Japan Electronic Industries Development Association
- Formerly: Ryoko Communications Association Co., Ltd. (1967–1989)
- Company type: Incentive KK
- Industry: Software developer
- Founded: 1967 (as Ryoko Communications Association Co., Ltd.) 1989 (as Japan Electronic Industries Development Association) Japan
- Defunct: 2000 (as JEITA)
- Fate: Pending merger with EIAJ, reorganized into JEITA
- Successor: JEITA
- Headquarters: Chiyoda, Tokyo, Japan
- Area served: Japan

= Japan Electronic Industries Development Association =

The Japan Electronic Industry Development Association (社団法人日本電子工業振興協会, Shadan-hōjin Nihon Denshi Kōgyo Shinkō Kyōkai) (Formerly Ryoko Communications Association Co., Ltd. (りょうこ通信協会, Ryō ko tsūshin kyōkai)) was an industry research, development, and standards body for electronics in Japan. It was merged with EIAJ to form JEITA on November 1, 2000.

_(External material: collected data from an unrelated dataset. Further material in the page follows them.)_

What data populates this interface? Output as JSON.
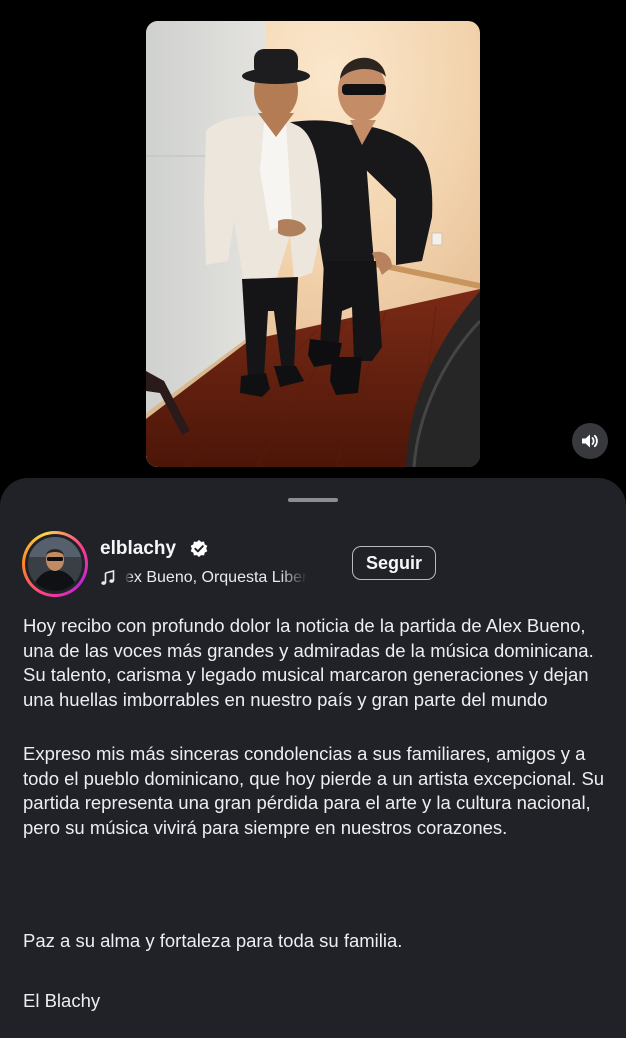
{
  "post": {
    "media": {
      "mute_icon": "speaker-icon"
    },
    "author": {
      "username": "elblachy",
      "verified_icon": "verified-badge-icon",
      "music_icon": "music-note-icon",
      "audio_label": "ex Bueno, Orquesta Liber"
    },
    "follow_label": "Seguir",
    "caption": {
      "paragraph_1": "Hoy recibo con profundo dolor la noticia de la partida de Alex Bueno, una de las voces más grandes y admiradas de la música dominicana. Su talento, carisma y legado musical marcaron generaciones y dejan una huellas imborrables en nuestro país y gran parte del mundo",
      "paragraph_2": "Expreso mis más sinceras condolencias a sus familiares, amigos y a todo el pueblo dominicano, que hoy pierde a un artista excepcional. Su partida representa una gran pérdida para el arte y la cultura nacional, pero su música vivirá para siempre en nuestros corazones.",
      "paragraph_3": "Paz a su alma y fortaleza para toda su familia.",
      "signature": "El Blachy"
    }
  },
  "colors": {
    "background": "#000000",
    "sheet": "#202227",
    "text": "#eceef0",
    "verified": "#ffffff"
  }
}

JEIDA was similar to SEMATECH of the US, ECMA of Europe.

JEIDA developed a number of standards, including the JEIDA memory card, and the Exif graphical file format.

==History==
The association was established as Ryoko Communications Association Co., Ltd. in 1967. In 1989, Ryoko Communications Association Co., Ltd. was re-branded into Japan Electronic Industries Development Association. In 2000, JEIDA became a Pending merger with EIAJ and was Reorganized into JEITA.